On an annualized basis, general and administrative costs excluding salaries have increased slightly in the year ended December 31, 2015 compared with the seven months ended December 31, 2014. The increase is attributable to increased costs associated with our NASDAQ listing (initiated late 2014) including listing fees and insurance charges, internal control documentation work completed during the year as well as the devaluation of the Canadian dollar which has increased the cost of our US dollar denominated expenditures including, board fees, legal and other corporate costs. These increases have been offset by the charges related to the termination of the Toronto lease in December 2014 as well as costs incurred in 2014 related to our rebranding for which no comparable costs were incurred in the current year.
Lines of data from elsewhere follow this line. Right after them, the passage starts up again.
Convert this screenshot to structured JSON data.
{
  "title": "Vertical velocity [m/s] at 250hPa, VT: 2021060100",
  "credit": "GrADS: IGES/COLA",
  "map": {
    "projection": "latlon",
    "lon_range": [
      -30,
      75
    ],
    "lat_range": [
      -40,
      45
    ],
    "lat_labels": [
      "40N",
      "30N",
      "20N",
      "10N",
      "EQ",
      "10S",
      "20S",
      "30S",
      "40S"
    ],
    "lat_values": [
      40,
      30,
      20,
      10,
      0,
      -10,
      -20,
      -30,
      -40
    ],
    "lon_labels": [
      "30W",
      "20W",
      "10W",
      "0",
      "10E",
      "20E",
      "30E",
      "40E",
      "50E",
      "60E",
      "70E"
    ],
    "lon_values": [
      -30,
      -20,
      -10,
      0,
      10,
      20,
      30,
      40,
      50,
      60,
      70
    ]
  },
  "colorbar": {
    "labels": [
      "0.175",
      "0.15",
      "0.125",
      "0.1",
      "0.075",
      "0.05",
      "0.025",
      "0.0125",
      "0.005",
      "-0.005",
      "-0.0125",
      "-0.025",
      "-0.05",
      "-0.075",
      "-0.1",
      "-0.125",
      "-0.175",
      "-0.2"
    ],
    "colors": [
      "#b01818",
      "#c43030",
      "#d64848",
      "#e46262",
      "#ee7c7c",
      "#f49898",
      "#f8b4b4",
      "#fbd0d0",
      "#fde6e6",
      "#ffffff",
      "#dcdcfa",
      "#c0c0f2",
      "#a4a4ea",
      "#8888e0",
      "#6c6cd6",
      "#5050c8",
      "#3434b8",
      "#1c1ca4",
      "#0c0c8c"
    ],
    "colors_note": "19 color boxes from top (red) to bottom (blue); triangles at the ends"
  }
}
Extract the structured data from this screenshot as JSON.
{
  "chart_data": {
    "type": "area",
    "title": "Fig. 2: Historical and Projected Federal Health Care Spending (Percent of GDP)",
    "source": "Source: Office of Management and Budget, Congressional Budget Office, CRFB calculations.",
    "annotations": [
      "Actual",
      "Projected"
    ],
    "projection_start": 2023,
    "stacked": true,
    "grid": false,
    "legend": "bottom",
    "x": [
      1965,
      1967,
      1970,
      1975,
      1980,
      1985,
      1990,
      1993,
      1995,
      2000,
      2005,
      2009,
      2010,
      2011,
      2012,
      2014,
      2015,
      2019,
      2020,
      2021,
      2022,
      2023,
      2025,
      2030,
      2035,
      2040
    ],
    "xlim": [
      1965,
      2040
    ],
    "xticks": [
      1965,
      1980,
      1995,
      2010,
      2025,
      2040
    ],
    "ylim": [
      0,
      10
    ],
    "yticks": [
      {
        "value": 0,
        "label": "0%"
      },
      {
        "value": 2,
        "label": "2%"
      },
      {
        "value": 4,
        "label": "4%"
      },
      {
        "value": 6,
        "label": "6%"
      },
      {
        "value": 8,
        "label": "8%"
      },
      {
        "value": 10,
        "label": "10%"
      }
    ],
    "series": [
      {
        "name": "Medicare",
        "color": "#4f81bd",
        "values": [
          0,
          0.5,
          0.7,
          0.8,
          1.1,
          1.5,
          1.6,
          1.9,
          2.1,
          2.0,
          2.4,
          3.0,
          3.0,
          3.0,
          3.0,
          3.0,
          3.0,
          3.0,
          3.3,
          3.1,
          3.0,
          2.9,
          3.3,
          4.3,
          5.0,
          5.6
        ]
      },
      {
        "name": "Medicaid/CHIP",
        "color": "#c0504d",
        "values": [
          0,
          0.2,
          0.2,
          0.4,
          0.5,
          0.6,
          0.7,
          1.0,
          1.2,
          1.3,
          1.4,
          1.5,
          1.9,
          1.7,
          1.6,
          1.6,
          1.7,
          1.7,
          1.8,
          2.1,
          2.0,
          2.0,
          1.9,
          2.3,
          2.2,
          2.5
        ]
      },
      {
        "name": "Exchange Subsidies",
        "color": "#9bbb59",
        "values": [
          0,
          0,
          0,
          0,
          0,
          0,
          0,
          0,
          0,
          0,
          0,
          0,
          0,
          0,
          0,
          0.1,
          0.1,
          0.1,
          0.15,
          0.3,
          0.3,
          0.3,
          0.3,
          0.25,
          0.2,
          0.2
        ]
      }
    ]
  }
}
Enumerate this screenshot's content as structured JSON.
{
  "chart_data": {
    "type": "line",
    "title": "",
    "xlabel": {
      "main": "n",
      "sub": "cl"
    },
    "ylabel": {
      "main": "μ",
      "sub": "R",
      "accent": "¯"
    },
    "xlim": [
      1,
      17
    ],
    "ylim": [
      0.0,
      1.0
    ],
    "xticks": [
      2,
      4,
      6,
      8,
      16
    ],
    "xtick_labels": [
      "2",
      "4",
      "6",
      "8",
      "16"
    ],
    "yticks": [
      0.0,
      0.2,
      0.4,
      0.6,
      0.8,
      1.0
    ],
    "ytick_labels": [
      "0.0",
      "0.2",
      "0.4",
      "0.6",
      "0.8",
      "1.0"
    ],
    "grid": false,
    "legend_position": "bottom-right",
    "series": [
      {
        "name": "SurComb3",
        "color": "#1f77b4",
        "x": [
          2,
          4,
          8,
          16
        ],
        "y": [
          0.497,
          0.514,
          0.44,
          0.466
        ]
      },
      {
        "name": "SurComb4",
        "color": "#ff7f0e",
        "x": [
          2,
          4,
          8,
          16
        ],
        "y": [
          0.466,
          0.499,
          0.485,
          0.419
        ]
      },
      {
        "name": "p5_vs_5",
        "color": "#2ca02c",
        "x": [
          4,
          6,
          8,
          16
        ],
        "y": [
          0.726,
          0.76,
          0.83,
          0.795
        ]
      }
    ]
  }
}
Salary costs on an annualized basis, a majority of which are incurred in US dollars, increased slightly in the year ended December 31, 2015 compared with the seven months ended December 31, 2014. This increase, however, has been offset by a reduction in bonus payments made to executives in the year ended December 31, 2015.

Stock-based compensation on an annualized basis in the year ended December 31, 2015 is consistent compared with the seven months ended December 31, 2014.

Finance Income

Finance income totaled $1.5 million in the year ended December 31, 2015 compared with $279 thousand in the seven months ended December 31, 2014. The components of finance income are as follows:

Year ended 7 months ended
December 31, December 31,
2015 2014
Interest income $ 286 $ 279
Foreign exchange gain on cash and cash equivalents 1,230 −
$ 1,516 $ 279

Interest income represents interest earned on our cash and cash equivalent and investment balances.

The foreign exchange gain realized in the year ended December 31, 2015 is due to the depreciation of the Canadian dollar and the subsequent increase in value of our US dollar currency balances.

The reported financial results were prepared in accordance with the International Financial Reporting Standards (IFRS) as issued by the International Accounting Standards Board (IASB).